When I came back from taking boxes to the basement, Emerson had joined the kids, lying next to her daughter on the end, her knees up, caramel hair draped across the floor.
“Come on, Daddy!” Ruby said.
“Is there room for me?”
“We’ll scoot.” Evelyn directed the group, and they made room for me next to Emerson.
I lowered my big frame onto the floor and wedged it in between Emerson and the hearth. I had to lie on my side to fit. I shared a smile with Emerson, which put our heads just inches away, so I quickly turned my head and averted my gaze to the lights above.
“Magical, right, Daddy?” Evelyn said.
“Absolutely,” I confirmed.
We did this every year, usually just the three of us. Another tradition. An attempt to ensure we all took time to stop and take in the beauty of the tree. I knew from experience how easy it was to walk by it without seeing it. The girls had taken to it immediately and never let me skip it or forget it.

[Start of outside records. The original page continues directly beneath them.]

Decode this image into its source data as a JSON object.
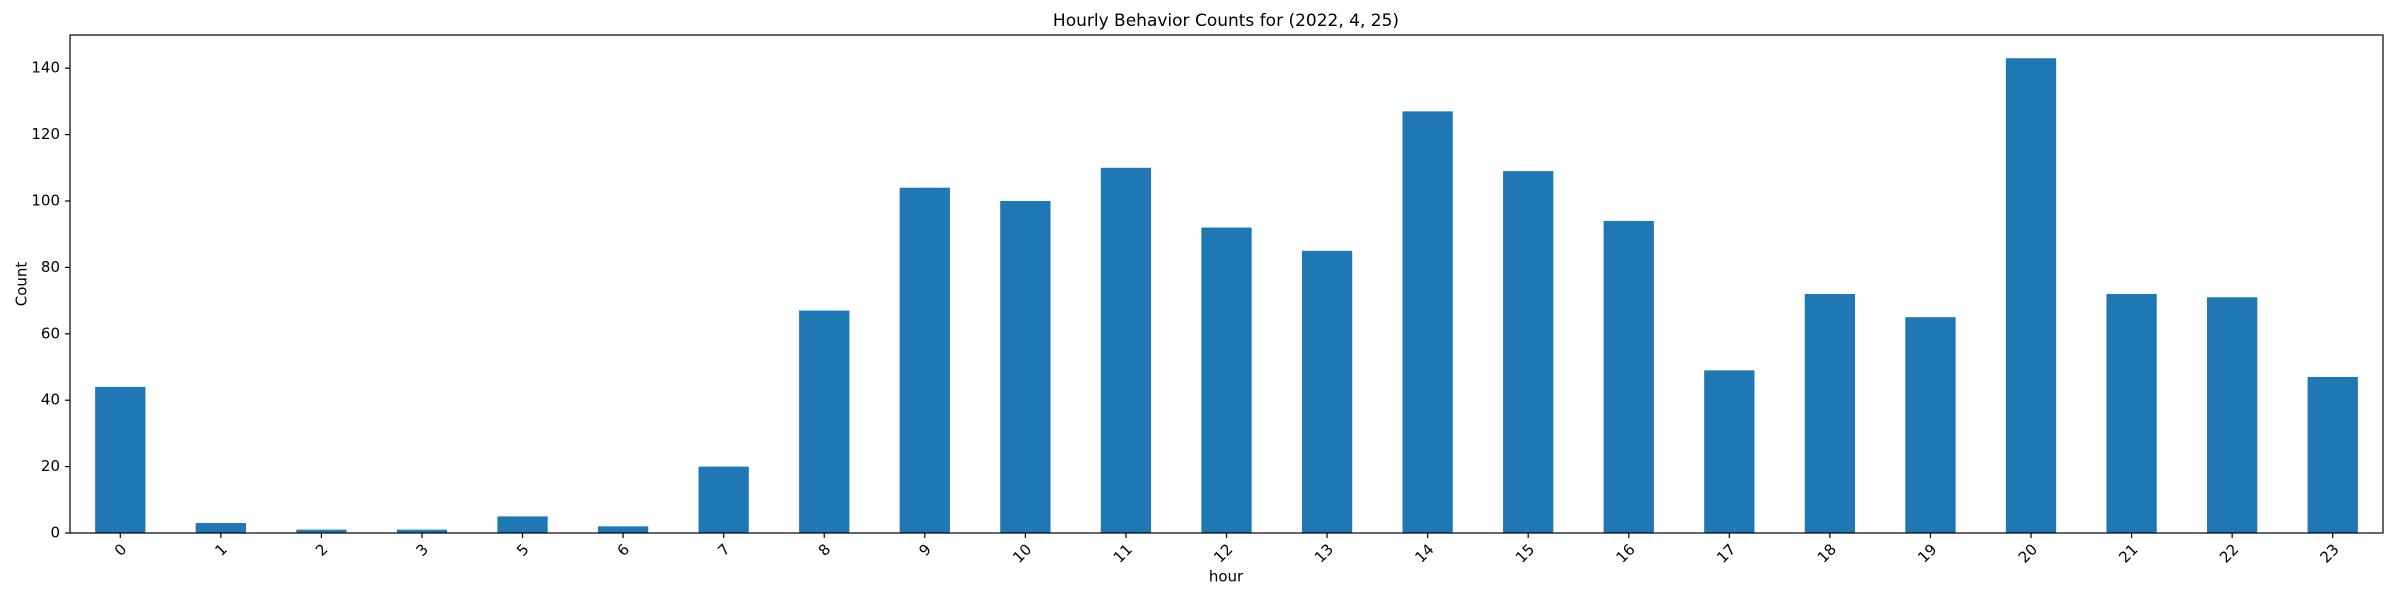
{
  "chart_data": {
    "type": "bar",
    "title": "Hourly Behavior Counts for (2022, 4, 25)",
    "xlabel": "hour",
    "ylabel": "Count",
    "categories": [
      "0",
      "1",
      "2",
      "3",
      "5",
      "6",
      "7",
      "8",
      "9",
      "10",
      "11",
      "12",
      "13",
      "14",
      "15",
      "16",
      "17",
      "18",
      "19",
      "20",
      "21",
      "22",
      "23"
    ],
    "values": [
      44,
      3,
      1,
      1,
      5,
      2,
      20,
      67,
      104,
      100,
      110,
      92,
      85,
      127,
      109,
      94,
      49,
      72,
      65,
      143,
      72,
      71,
      47
    ],
    "color": "#1f77b4",
    "ylim": [
      0,
      150
    ],
    "yticks": [
      0,
      20,
      40,
      60,
      80,
      100,
      120,
      140
    ],
    "grid": false
  }
}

I breathed in the pine and noted the hint of Emerson’s feminine scent mixed in. Letting the calm and peace of the rare quiet moment settle into my bones, I watched the sparkle of the colored lights reflect off our beloved ornaments.
As contentedness seeped through me, I rested my hand on Emerson’s arm, which was draped over her middle. I propped my head up on my other arm just enough that I could see past her to the four smaller faces. All four kids gazed upward with expressions of enchantment and wonder. I couldn’t help but feel the moment deep inside me, and with it came a kernel of a thought, an inkling ofWhat if this was forever? What if this was my family?

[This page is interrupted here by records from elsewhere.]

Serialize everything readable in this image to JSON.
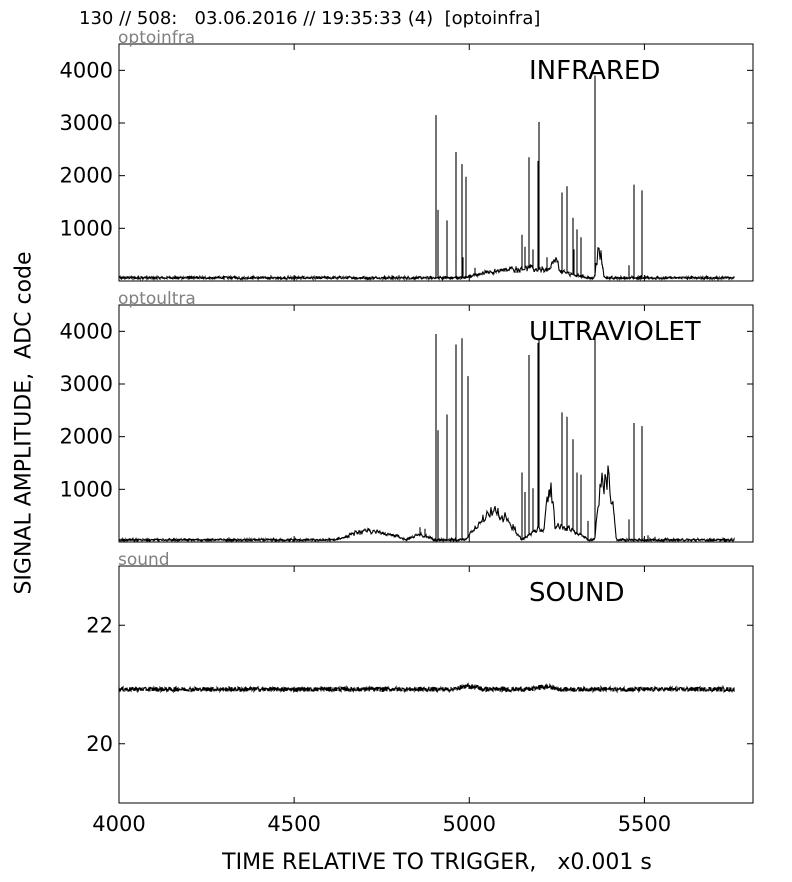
{
  "header": "130 // 508:   03.06.2016 // 19:35:33 (4)  [optoinfra]",
  "chart_data": {
    "type": "line",
    "shared_xlabel": "TIME RELATIVE TO TRIGGER,   x0.001 s",
    "shared_ylabel": "SIGNAL AMPLITUDE,  ADC code",
    "xlim": [
      4000,
      5810
    ],
    "xticks": [
      4000,
      4500,
      5000,
      5500
    ],
    "grid": false,
    "panels": [
      {
        "tag": "optoinfra",
        "title": "INFRARED",
        "ylim": [
          0,
          4500
        ],
        "yticks": [
          1000,
          2000,
          3000,
          4000
        ],
        "baseline": 60,
        "noise": 25,
        "x_end": 5755,
        "color": "#000000",
        "peaks": [
          {
            "x": 4905,
            "y": 3150
          },
          {
            "x": 4912,
            "y": 1350
          },
          {
            "x": 4935,
            "y": 1150
          },
          {
            "x": 4962,
            "y": 2450
          },
          {
            "x": 4978,
            "y": 2220
          },
          {
            "x": 4982,
            "y": 450
          },
          {
            "x": 4992,
            "y": 1980
          },
          {
            "x": 5015,
            "y": 250
          },
          {
            "x": 5050,
            "y": 200
          },
          {
            "x": 5150,
            "y": 880
          },
          {
            "x": 5160,
            "y": 650
          },
          {
            "x": 5170,
            "y": 2350
          },
          {
            "x": 5182,
            "y": 600
          },
          {
            "x": 5195,
            "y": 2280
          },
          {
            "x": 5200,
            "y": 3020
          },
          {
            "x": 5210,
            "y": 250
          },
          {
            "x": 5222,
            "y": 450
          },
          {
            "x": 5238,
            "y": 320
          },
          {
            "x": 5265,
            "y": 1680
          },
          {
            "x": 5280,
            "y": 1800
          },
          {
            "x": 5295,
            "y": 1200
          },
          {
            "x": 5300,
            "y": 600
          },
          {
            "x": 5308,
            "y": 980
          },
          {
            "x": 5320,
            "y": 830
          },
          {
            "x": 5358,
            "y": 3900
          },
          {
            "x": 5455,
            "y": 300
          },
          {
            "x": 5470,
            "y": 1830
          },
          {
            "x": 5493,
            "y": 1720
          }
        ],
        "humps": [
          {
            "x0": 4980,
            "x1": 5340,
            "y": 170
          },
          {
            "x0": 5230,
            "x1": 5260,
            "y": 220
          },
          {
            "x0": 5358,
            "x1": 5385,
            "y": 500
          }
        ]
      },
      {
        "tag": "optoultra",
        "title": "ULTRAVIOLET",
        "ylim": [
          0,
          4500
        ],
        "yticks": [
          1000,
          2000,
          3000,
          4000
        ],
        "baseline": 40,
        "noise": 20,
        "x_end": 5755,
        "color": "#000000",
        "peaks": [
          {
            "x": 4860,
            "y": 280
          },
          {
            "x": 4875,
            "y": 250
          },
          {
            "x": 4905,
            "y": 3950
          },
          {
            "x": 4912,
            "y": 2120
          },
          {
            "x": 4935,
            "y": 2420
          },
          {
            "x": 4962,
            "y": 3750
          },
          {
            "x": 4978,
            "y": 3870
          },
          {
            "x": 4995,
            "y": 3150
          },
          {
            "x": 5150,
            "y": 1320
          },
          {
            "x": 5160,
            "y": 950
          },
          {
            "x": 5170,
            "y": 3550
          },
          {
            "x": 5182,
            "y": 1020
          },
          {
            "x": 5195,
            "y": 3780
          },
          {
            "x": 5200,
            "y": 3870
          },
          {
            "x": 5230,
            "y": 1000
          },
          {
            "x": 5265,
            "y": 2460
          },
          {
            "x": 5280,
            "y": 2380
          },
          {
            "x": 5295,
            "y": 1950
          },
          {
            "x": 5308,
            "y": 1320
          },
          {
            "x": 5320,
            "y": 1280
          },
          {
            "x": 5340,
            "y": 400
          },
          {
            "x": 5358,
            "y": 3880
          },
          {
            "x": 5455,
            "y": 430
          },
          {
            "x": 5470,
            "y": 2260
          },
          {
            "x": 5493,
            "y": 2200
          },
          {
            "x": 5510,
            "y": 130
          },
          {
            "x": 5530,
            "y": 100
          }
        ],
        "humps": [
          {
            "x0": 4620,
            "x1": 4820,
            "y": 160
          },
          {
            "x0": 4820,
            "x1": 4900,
            "y": 90
          },
          {
            "x0": 4990,
            "x1": 5150,
            "y": 500
          },
          {
            "x0": 5150,
            "x1": 5340,
            "y": 280
          },
          {
            "x0": 5215,
            "x1": 5245,
            "y": 650
          },
          {
            "x0": 5358,
            "x1": 5420,
            "y": 1200
          }
        ]
      },
      {
        "tag": "sound",
        "title": "SOUND",
        "ylim": [
          19,
          23
        ],
        "yticks": [
          20,
          22
        ],
        "baseline": 20.92,
        "noise": 0.04,
        "x_end": 5755,
        "color": "#000000",
        "peaks": [],
        "humps": [
          {
            "x0": 4960,
            "x1": 5040,
            "y": 0.05
          },
          {
            "x0": 5180,
            "x1": 5260,
            "y": 0.04
          }
        ]
      }
    ]
  }
}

I couldn’t deny the warmth that shot through me.
Seconds later, the moment was interrupted by Emerson’s ringtone. I shifted my hand away as she rolled partway over to get her phone out of her back pocket.
“What time is it?” she muttered.
“Ten till nine,” I said.
Once her phone was out, I could see the name on the screen—Darius Weber. He was a real estate agent in town. I knew she’d been looking for a home, checking online listings, but his name in black-and-white made it more real.
Emerson sat up and answered.
Unlike me, the kids were unbothered and uninterested in Emerson’s conversation. They pointed out the ornaments that sparkled the most, trying to one-up each other.